La vera posta in gioco, dal punto di vista individuale, è la ridefinizione dei limiti sul controllo delle persone nei confronti degli oggetti di loro proprietà. Ostacolare la riparabilità di un oggetto, sia esso connesso o analogico, tramite tecniche di obsolescenza programmata, politiche commerciali aggressive, limitazioni del software o indisponibilità di centri di riparazione autorizzati sul territorio sono pratiche che limitano fortemente il diritto delle persone a decidere se, quando e come dismettere un bene in proprio possesso. Non poter riparare, o poterlo fare solo a determinate condizioni, significa non poter decidere in libertà circa il destino delle proprie “cose”, anche a distanza di pochi mesi dall’acquisto.
Rescindere il legame di controllo fra produttori e oggetti
L’estensione del diritto alla riparazione a tutte le categorie di oggetti connessi è ancora più cruciale, perché le merci digitali sono in grado di impedire automaticamente l’innesto di pezzi di ricambio e di segnalare qualsiasi possibile violazione al proprio produttore. Rescindere questo legame di controllo fra produttori e oggetti, o perlomeno ricondurlo entro limiti più “ragionevoli”, rappresenterebbe a mio giudizio un ulteriore passo per rallentare quella “disgregazione” della proprietà delle persone sugli oggetti, che il digitale ha esponenzialmente accelerato nel corso degli ultimi anni. O, almeno, avrebbe come effetto quello di porre il problema al centro delle preoccupazioni e degli interessi dei consumatori.

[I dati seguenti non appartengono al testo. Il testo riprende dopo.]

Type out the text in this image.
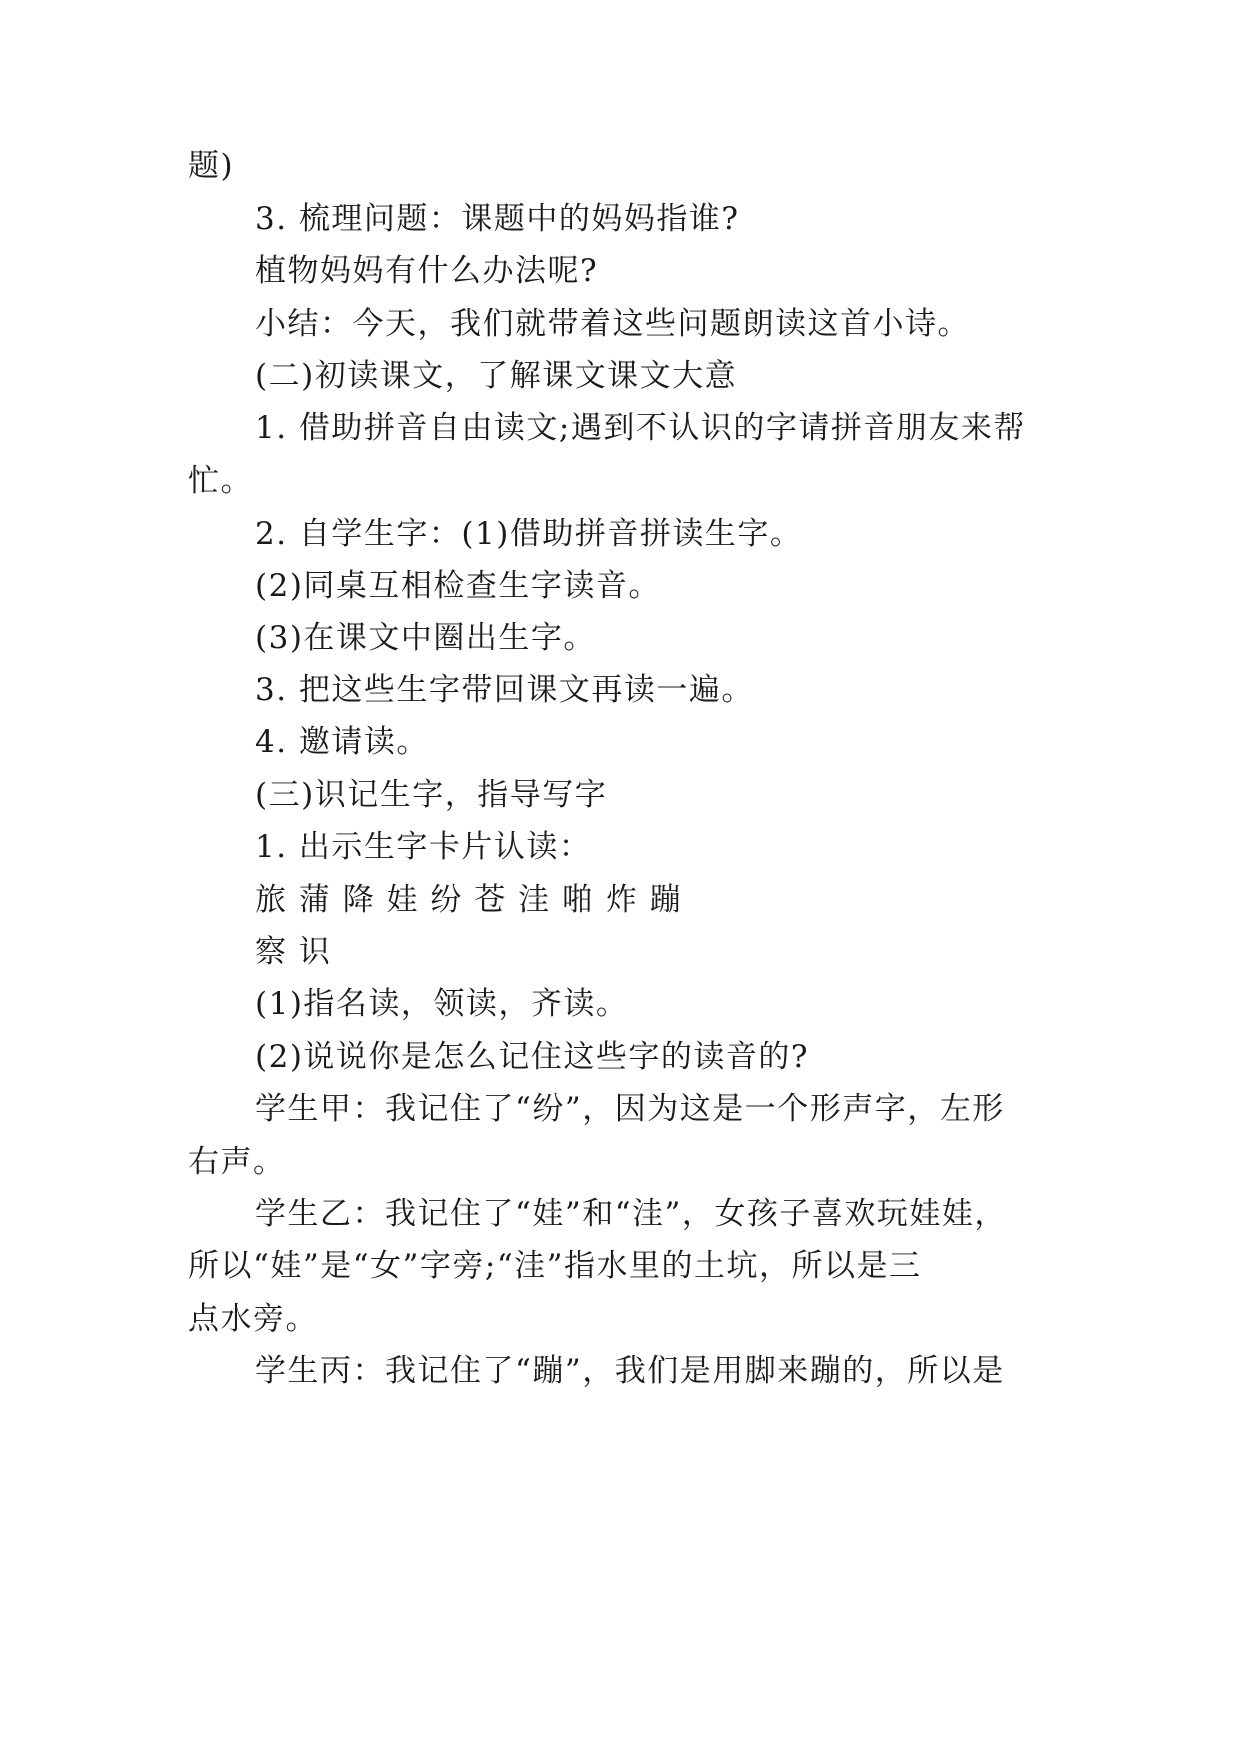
题)
3. 梳理问题：课题中的妈妈指谁?
植物妈妈有什么办法呢?
小结：今天，我们就带着这些问题朗读这首小诗。
(二)初读课文，了解课文课文大意
1. 借助拼音自由读文;遇到不认识的字请拼音朋友来帮
忙。
2. 自学生字：(1)借助拼音拼读生字。
(2)同桌互相检查生字读音。
(3)在课文中圈出生字。
3. 把这些生字带回课文再读一遍。
4. 邀请读。
(三)识记生字，指导写字
1. 出示生字卡片认读：
旅 蒲 降 娃 纷 苍 洼 啪 炸 蹦
察 识
(1)指名读，领读，齐读。
(2)说说你是怎么记住这些字的读音的?
学生甲：我记住了“纷”，因为这是一个形声字，左形
右声。
学生乙：我记住了“娃”和“洼”，女孩子喜欢玩娃娃，
所以“娃”是“女”字旁;“洼”指水里的土坑，所以是三
点水旁。
学生丙：我记住了“蹦”，我们是用脚来蹦的，所以是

Riparabilità e ambiente: come cambiano i consumi delle nuove generazioni
Da economica a legale, da legale a tecnologica, la questione se sia fattibile estendere ulteriormente il diritto alla riparazione assume inevitabilmente anche connotati generazionali e culturali. Nel libro “L’uomo senza proprietà” sono giunto alla conclusione che è molto difficile prevedere quali saranno le volontà delle nuove generazioni in merito al rapporto con gli oggetti: a oggi non è dato sapere se la maggior parte dei giovani chiederà a gran voce maggiori diritti e maggiori possibilità di riparare liberamente i propri oggetti, o se essi si limiteranno a sostituirli a un ritmo ancora più veloce di quanto non avvenga già ora. Non è dello stesso parere, tuttavia, Cristina Ganapini: “se da un lato le nuove generazioni non possiedono le medesime competenze né il medesimo impulso alla riparazione che avevano quelle precedenti – conclude, al termine del nostro scambio – dall’altro lato esse sono molto più consapevoli delle conseguenze dell’attuale modello di consumo sull’ambiente. Nella nostra esperienza, i più giovani si dimostrano molto ricettivi quando sono messi nelle condizioni di poter esercitare un diritto che, solitamente, non sanno neanche di avere”.